Task Runner

A Rust service for orchestrating task execution with DAG (Directed Acyclic Graph) dependencies, concurrency control, and webhook-based actions.

Features

DAG Dependencies: Tasks can depend on other tasks, with support for requires_success flag
Cascading Propagation: Failures and cancellations automatically propagate through the dependency chain
Concurrency Control: Limit concurrent task execution per task kind using rules
Webhook Actions: Execute webhooks on task start, success, failure, or cancellation
Task States: Waiting, Pending, Claimed, Running, Success, Failure, Canceled, Paused
DAG Visualization: Built-in web UI for visualizing task DAGs with auto-layout
Batch Updates: Efficient batch update endpoint for high-throughput scenarios
Prometheus Metrics: Built-in observability with custom metrics
Deduplication: Skip duplicate tasks based on metadata fields
Input Validation: Comprehensive validation with detailed error messages
Circuit Breaker: Connection pool resilience with automatic recovery
Distributed Tracing: OpenTelemetry support with OTLP export
SSRF Protection: Webhook URL validation to prevent server-side request forgery
Health Checks: Liveness and readiness probes for Kubernetes deployments

API Endpoints

Health

Health Check

GET /health

Returns database connectivity status and connection pool stats.

Response 200 OK (healthy) or 503 Service Unavailable (degraded):

{
  "status": "ok",
  "database": "healthy",
  "pool_size": 10,
  "pool_idle": 5
}

Readiness Check

GET /ready

Stricter check - verifies pool is not exhausted and a connection can be acquired.

Response 200 OK or 503 Service Unavailable:

{"status": "ready"}

Tasks

Create Tasks

POST /task
Content-Type: application/json

[
  {
    "id": "local-id-1",
    "name": "My Task",
    "kind": "data-processing",
    "timeout": 60,
    "metadata": {"key": "value"},
    "on_start": {
      "kind": "Webhook",
      "params": {
        "url": "https://example.com/webhook",
        "verb": "Post",
        "body": {"optional": "payload"},
        "headers": {"X-Custom": "header"}
      }
    },
    "dependencies": [
      {"id": "local-id-0", "requires_success": true}
    ],
    "on_success": [
      {"kind": "Webhook", "params": {"url": "https://example.com/done", "verb": "Post"}}
    ],
    "on_failure": [
      {"kind": "Webhook", "params": {"url": "https://example.com/failed", "verb": "Post"}}
    ],
    "rules": [
      {
        "type": "Concurency",
        "matcher": {"kind": "data-processing", "status": "Running", "fields": []},
        "max_concurency": 5
      }
    ],
    "dedupe_strategy": [
      {"kind": "data-processing", "status": "Pending", "fields": ["key"]}
    ]
  }
]

Fields:

timeout (seconds): Maximum inactivity time. The task is marked as Failure if last_updated exceeds this duration. Batch counter updates (PUT /task/{id}) refresh last_updated, resetting the timeout clock.

Response: 201 Created with array of created tasks, includes X-Batch-ID header. If all tasks were deduplicated: 204 No Content with X-Batch-ID header.

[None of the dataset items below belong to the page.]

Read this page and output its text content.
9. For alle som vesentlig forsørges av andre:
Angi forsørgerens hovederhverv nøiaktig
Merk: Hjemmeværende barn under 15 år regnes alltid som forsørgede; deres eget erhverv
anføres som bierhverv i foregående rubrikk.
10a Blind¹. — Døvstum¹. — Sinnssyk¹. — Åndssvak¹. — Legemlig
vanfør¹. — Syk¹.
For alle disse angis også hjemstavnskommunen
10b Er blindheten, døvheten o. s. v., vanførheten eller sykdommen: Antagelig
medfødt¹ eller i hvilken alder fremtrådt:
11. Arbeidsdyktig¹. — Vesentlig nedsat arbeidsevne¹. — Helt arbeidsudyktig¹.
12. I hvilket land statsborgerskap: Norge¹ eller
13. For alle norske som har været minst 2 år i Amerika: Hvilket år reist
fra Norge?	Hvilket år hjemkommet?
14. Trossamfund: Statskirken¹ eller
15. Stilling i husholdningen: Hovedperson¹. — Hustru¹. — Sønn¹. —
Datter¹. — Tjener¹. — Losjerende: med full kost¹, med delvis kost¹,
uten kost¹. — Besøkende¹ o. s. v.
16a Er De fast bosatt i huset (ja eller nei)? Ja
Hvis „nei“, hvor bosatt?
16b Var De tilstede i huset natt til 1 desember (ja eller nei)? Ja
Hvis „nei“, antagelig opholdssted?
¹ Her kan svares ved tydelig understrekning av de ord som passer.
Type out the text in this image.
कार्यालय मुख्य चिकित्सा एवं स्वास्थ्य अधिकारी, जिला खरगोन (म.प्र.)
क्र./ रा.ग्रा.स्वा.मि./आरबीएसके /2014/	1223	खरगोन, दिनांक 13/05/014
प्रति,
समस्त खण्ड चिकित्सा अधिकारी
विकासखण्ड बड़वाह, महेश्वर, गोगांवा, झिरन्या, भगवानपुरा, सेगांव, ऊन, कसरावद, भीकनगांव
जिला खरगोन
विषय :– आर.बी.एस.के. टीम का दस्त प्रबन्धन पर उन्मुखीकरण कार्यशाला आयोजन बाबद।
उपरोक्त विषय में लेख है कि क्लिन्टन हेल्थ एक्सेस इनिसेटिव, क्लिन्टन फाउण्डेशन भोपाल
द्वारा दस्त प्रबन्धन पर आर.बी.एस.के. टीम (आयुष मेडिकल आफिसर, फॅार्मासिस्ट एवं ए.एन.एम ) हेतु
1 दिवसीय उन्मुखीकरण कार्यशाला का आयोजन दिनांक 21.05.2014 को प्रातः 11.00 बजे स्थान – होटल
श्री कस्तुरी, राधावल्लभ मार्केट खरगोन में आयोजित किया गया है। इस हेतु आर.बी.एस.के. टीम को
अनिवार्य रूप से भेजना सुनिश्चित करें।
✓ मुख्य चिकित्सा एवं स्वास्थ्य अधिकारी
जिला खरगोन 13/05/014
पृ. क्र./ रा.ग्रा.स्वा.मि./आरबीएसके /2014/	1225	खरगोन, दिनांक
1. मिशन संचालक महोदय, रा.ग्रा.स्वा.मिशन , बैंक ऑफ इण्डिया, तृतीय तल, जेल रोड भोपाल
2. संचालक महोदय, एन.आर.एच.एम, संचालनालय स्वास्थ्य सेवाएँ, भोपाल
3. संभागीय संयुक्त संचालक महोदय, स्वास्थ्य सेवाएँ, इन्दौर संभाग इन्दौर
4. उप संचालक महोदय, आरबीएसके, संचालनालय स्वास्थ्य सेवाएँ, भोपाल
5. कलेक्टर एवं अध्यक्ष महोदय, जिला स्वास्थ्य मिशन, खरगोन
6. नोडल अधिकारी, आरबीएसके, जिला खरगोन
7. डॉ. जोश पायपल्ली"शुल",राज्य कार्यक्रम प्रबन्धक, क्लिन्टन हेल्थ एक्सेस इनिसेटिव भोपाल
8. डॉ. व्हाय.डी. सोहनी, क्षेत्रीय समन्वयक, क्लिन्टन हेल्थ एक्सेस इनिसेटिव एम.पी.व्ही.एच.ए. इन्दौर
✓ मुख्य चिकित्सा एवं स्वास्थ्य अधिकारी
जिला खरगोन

On validation failure: 400 Bad Request:

{
  "error": "Validation failed",
  "batch_id": "uuid",
  "details": ["error message 1", "error message 2"]
}

Get Task

GET /task/{task_id}

Response: Full task details with all actions (fetched via single LEFT JOIN query).

{
  "id": "uuid",
  "name": "My Task",
  "kind": "data-processing",
  "status": "Running",
  "timeout": 60,
  "rules": [],
  "metadata": {"key": "value"},
  "actions": [
    {"kind": "Webhook", "trigger": "Start", "params": {"url": "...", "verb": "Post"}}
  ],
  "created_at": "2024-01-01T00:00:00Z",
  "started_at": "2024-01-01T00:00:01Z",
  "ended_at": null,
  "last_updated": "2024-01-01T00:00:01Z",
  "success": 0,
  "failures": 0,
  "failure_reason": null,
  "batch_id": "uuid"
}

List Tasks

GET /task?page=0&page_size=50&status=Running&kind=data-processing&batch_id=uuid&name=my&metadata={"key":"value"}

Query parameters:

page: Page number (default: 0)
page_size: Items per page (default: 50, max: 100)
status: Filter by status (optional)
kind: Filter by kind (substring match, optional)
name: Filter by name (substring match, optional)
batch_id: Filter by batch ID (optional)
metadata: Filter by metadata JSON containment (optional)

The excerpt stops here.